Network security startup Corelight reels in $150M – Business
Corelight Inc., a startup using open-source tools to detect malicious traffic in enterprise networks, today disclosed that it has closed a $150 million Series E funding round.
Returning backer Accel led the investment. It was joined by the venture capital arms of Cisco Systems Inc. and CrowdStrike Holdings Inc., both major players in the cybersecurity market. The two companies provide product integrations for Corelight’s software that allow their respective customers to more easily access the breach data it collects.
Corelight’s flagship product, the Open NDR Platform, analyzes the traffic that flows through a company’s network to find signs of malicious activity. It’s powered by two open-source tools called Suricata and Zeek. The latter tool was developed in 1998 by Corelight co-founder Vern Paxson, a computer science professor who at the time worked at the Lawrence Berkeley National Lab.

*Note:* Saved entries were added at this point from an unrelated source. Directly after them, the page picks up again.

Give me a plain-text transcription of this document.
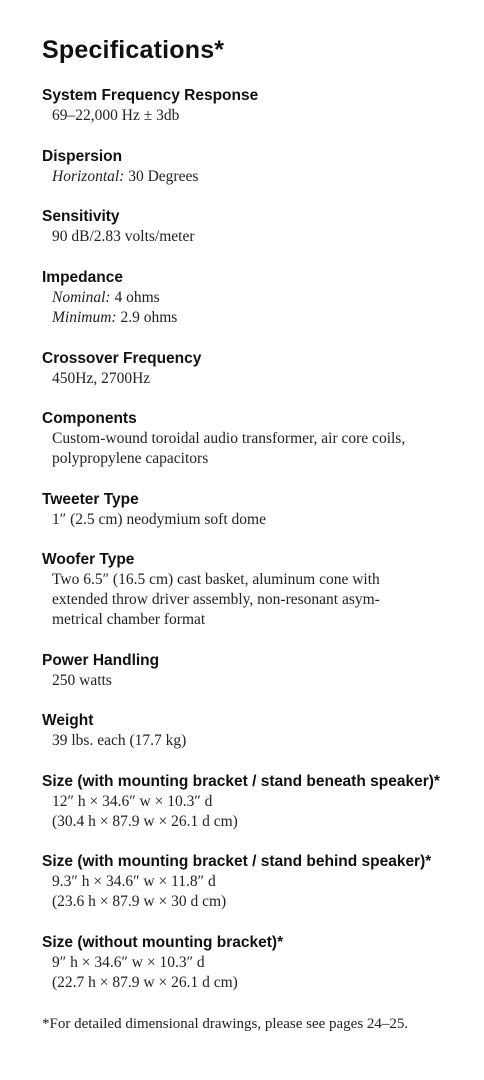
Specifications*
System Frequency Response
69–22,000 Hz ± 3db
Dispersion
Horizontal: 30 Degrees
Sensitivity
90 dB/2.83 volts/meter
Impedance
Nominal: 4 ohms
Minimum: 2.9 ohms
Crossover Frequency
450Hz, 2700Hz
Components
Custom-wound toroidal audio transformer, air core coils,
polypropylene capacitors
Tweeter Type
1″ (2.5 cm) neodymium soft dome
Woofer Type
Two 6.5″ (16.5 cm) cast basket, aluminum cone with
extended throw driver assembly, non-resonant asym-
metrical chamber format
Power Handling
250 watts
Weight
39 lbs. each (17.7 kg)
Size (with mounting bracket / stand beneath speaker)*
12″ h × 34.6″ w × 10.3″ d
(30.4 h × 87.9 w × 26.1 d cm)
Size (with mounting bracket / stand behind speaker)*
9.3″ h × 34.6″ w × 11.8″ d
(23.6 h × 87.9 w × 30 d cm)
Size (without mounting bracket)*
9″ h × 34.6″ w × 10.3″ d
(22.7 h × 87.9 w × 26.1 d cm)
*For detailed dimensional drawings, please see pages 24–25.
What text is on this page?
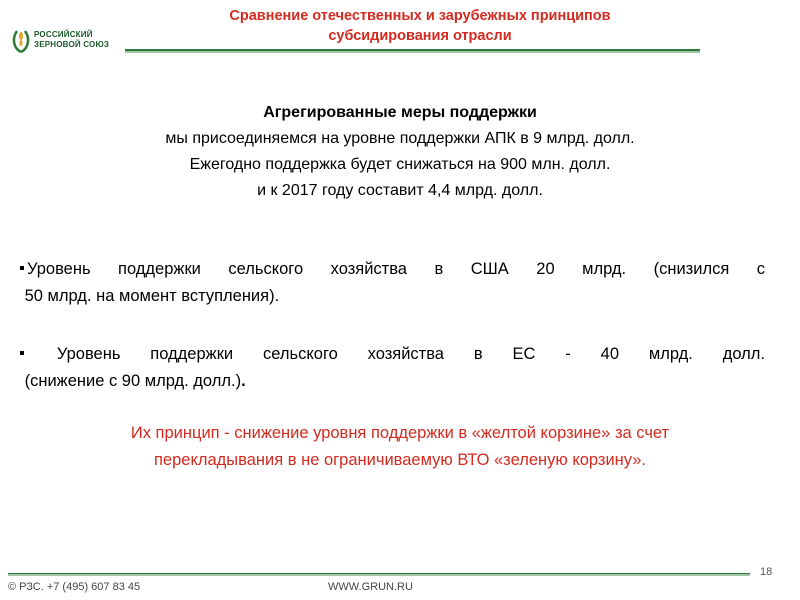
РОССИЙСКИЙ
ЗЕРНОВОЙ СОЮЗ
Сравнение отечественных и зарубежных принципов
субсидирования отрасли
Агрегированные меры поддержки
мы присоединяемся на уровне поддержки АПК в 9 млрд. долл.
Ежегодно поддержка будет снижаться на 900 млн. долл.
и к 2017 году составит 4,4 млрд. долл.
Уровень поддержки сельского хозяйства в США 20 млрд. (снизился с
50 млрд. на момент вступления).
Уровень поддержки сельского хозяйства в ЕС - 40 млрд. долл.
(снижение с 90 млрд. долл.).
Их принцип - снижение уровня поддержки в «желтой корзине» за счет
перекладывания в не ограничиваемую ВТО «зеленую корзину».
18
© РЗС. +7 (495) 607 83 45	WWW.GRUN.RU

Suricata is a threat detection tool that can spot when a network connection exhibits behavior typically associated with hacking attempts. Zeek, in turn, likewise focuses on detecting malicious network activity, but does so in a different manner. It can collect significantly more detailed data about potential breaches than Suricata.
Corelight’s Open NDR Platform combines the two technologies’ feature sets. It uses Suricata to detect threats, then augments the breach data collected by the tool with more detailed incident information from Zeek. The latter software logs the network protocol a malicious connection uses, the amount of data it transmits, any errors that may emerge and a range of other details.
Finding the up to dozens of data points a connection generates can be difficult using traditional breach detection tools. Zeek consolidates that telemetry into well-organized logs, which makes it easier for cybersecurity to find the technical information they require for their work.
The platform integrates the tool and Suricata with a third, internally developed technology called Smart PCAP. It addresses the fact that network connections generate such a large amount of telemetry the data is often prohibitively expensive to retain. As a result, companies often only store a few days’ worth of network information, which makes any breaches that may have occurred earlier difficult to investigate.
Corelight’s Smart PCAP only stores packets that are strictly necessary for breach analysis and discards the rest. According to the company, that arrangement allows customers to retain up to months’ worth of network activity logs without breaking the bank.
Corelight can collect telemetry from both cloud environments and on-premises infrastructure. For in-house data centers, the company provides hardware appliances that can scan more than 100 gigabits per second worth of traffic. The systems work with both copper-based networks that transit packets as electricity and optical networks.
“Attackers have no choice but to traverse networks, creating a unique source of insight for defenders to exploit when finding and disrupting advanced threats,” Chief Executive Brian Dye wrote in a blog post. “That evidence in turn is the critical ingredient for AI in security, amplifying the impact of machine learning and multiplying the power of large language models for workflow automation.”
Customers can send the data that the Open NDR Platform collects to a second Corelight product called Investigator. Delivered as a cloud service, it uses machine learning to analyze malicious activity and determine what breach tactics the hackers are using. The Open NDR Platform can also send data to several third-party cybersecurity platforms including products from CrowdStrike and Cisco, two of the participants in Corelight’s new funding round.
The company will spend the capital on product development. It plans to enhance its software’s threat detection features, as well as upgrade the integrations it provides for third-party cybersecurity products. The latter effort is set to place a particular emphasis on third-party SIEM platforms, which pool data from network monitoring tools and other cybersecurity applications in a centralized repository to ease analysis.